"Wegen der Scheiß Glocke, das ist doch Geschichte"
Das pfälzische Herxheim bietet einen Schildbürgerstreich deutscher Erinnerungskultur mit einer Hitler gewidmeten Glocke
Im Mai 2017 greift die pfälzische Presse ein spannendes Thema auf. Im Turm der protestantischen Jakobskirche Herxheim am Berg schlummert ein Überbleibsel der Nazi-Zeit: Eine im Dezember 1934 eingeweihte Bronzeglocke, geschmückt mit Hakenkreuz, darauf ein für die NS-Zeit gängiger Spruch: "ALLES FUER'S VATERLAND - ADOLF HITLER". Eigentümer ist die Gemeinde Herxheim am Berg.
Am Montag hatte der Gemeinderat im pfälzischen Herxheim mit 10 zur 3 Stimmen entschieden, dass die umstrittene Bimmel aus der Nazizeit hängen bleiben soll. Jetzt aber muss wegen eines formalen Fehlers neu abgestimmt werden.
Die Geschichte um das Nazi-Relikt zeitigt kuriose Blüten. So hatte sich Roland Becker (Freie Wähler), der ehemalige Bürgermeister der Gemeinde, in einem Interview mit dem ARD-Magazin "Kontraste" zu der Behauptung verstiegen, Herxheim dürfe stolz auf die Glocke sein - schließlich gebe es nur drei dieser Art in Deutschland. Herxheimer Bürger kommen zu Wort. Ein ehemaliger SPD-Stadtrat erklärt, man könne auch positive Dinge erwähnen, wenn man über das "Dritte Reich" rede. Es folgte: Beckers Rücktritt (September 2017).

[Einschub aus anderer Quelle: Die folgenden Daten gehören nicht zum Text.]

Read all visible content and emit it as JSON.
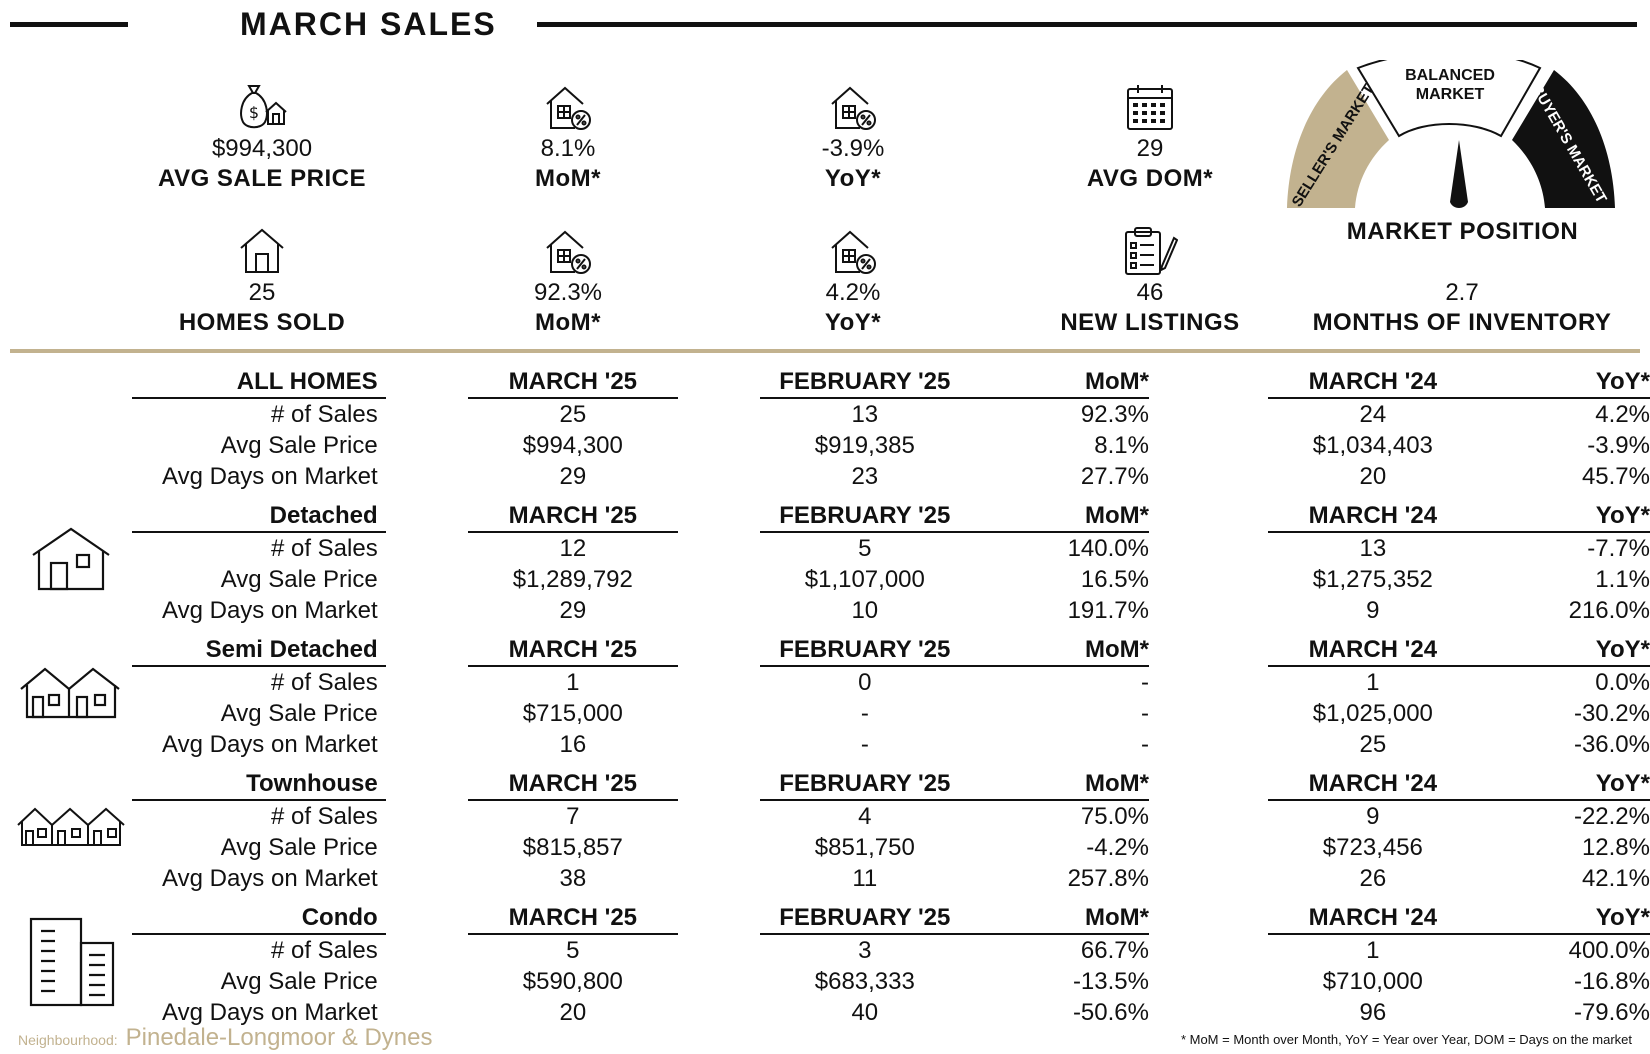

Massenmörderglocke wird Mahnglocke?
Damit hatte Herxheim seinen Ruf weg. Beckers Nachfolge als Ortsbürgermeister tritt Georg Welker an. Welker ist pensionierter Pfarrer und parteilos. Er machte Wahlkampf mit dem Slogan: "Die Glocke bleibt hängen." Dabei ergänzt Welker, für ihn sei die Glocke eine Mahnung.
Siegrid Peters, ehemalige Organistin an der Jakobskirche, findet das "bigott": Die Glocke sei zu Ehren eines Massenmörders gegossen worden: "Jetzt soll die Massenmörderglocke plötzlich eine Mahnglocke sein?"
Im vergangenen Jahr, auf dem Höhepunkt der Glockendebatte, war auch noch die NPD in Herxheim aufmarschiert und hatte gefordert, die Glocke müsse hängen bleiben.
Das gewisse "Überbleibsel" wird ab und an auch noch richtig laut: Noch 2017 rief sie die Herxheimer Bürger sonntags zum Gottesdienst, nach dem Ende der Nazi-Herrschaft zusammen mit zwei Glocken neueren Datums. Zusammen bimmelten alle drei zu Ostern, zu Weihnachten und zur Konfirmation. Das geht aus der Läuteordnung hervor, die Pfarrer Helmut Meinhardt der örtlichen Presse zur Verfügung stellte.
"Wegen der Scheiß Glocke, das ist doch Geschichte", resümierte ein aufgebrachter Bürger gegenüber "Kontraste" die Ansicht so mancher Deutscher. "Ins Museum damit", findet die Organistin. Das Presbyterium der Kirchengemeinde beschloss im Herbst 2017: "Glocke 3 wird nicht mehr benutzt. Das Presbyterium möchte dadurch verhindern, dass rechtsradikale Kräfte angesprochen werden und dass das Geläut mit Glocke 3 zu einer Belastung für Menschen wird." Und ergänzt: "Von der Inschrift nehmen wir inhaltlich Abstand und distanzieren uns. Sie ist ein Zeitdokument."
Fazit: Die wunderliche Glocke darf hängen bleiben. Ortsbürgermeister Welker erwartet bei der Neuabstimmung das gleiche Ergebnis. Eine Gutachterin wird zitiert, sie hat erklärt: Die Entsorgung der Glocke wäre eine "Flucht vor einer (…) aufgeklärten Erinnerungskultur". Wenn's da im Kopf nicht bimmelt.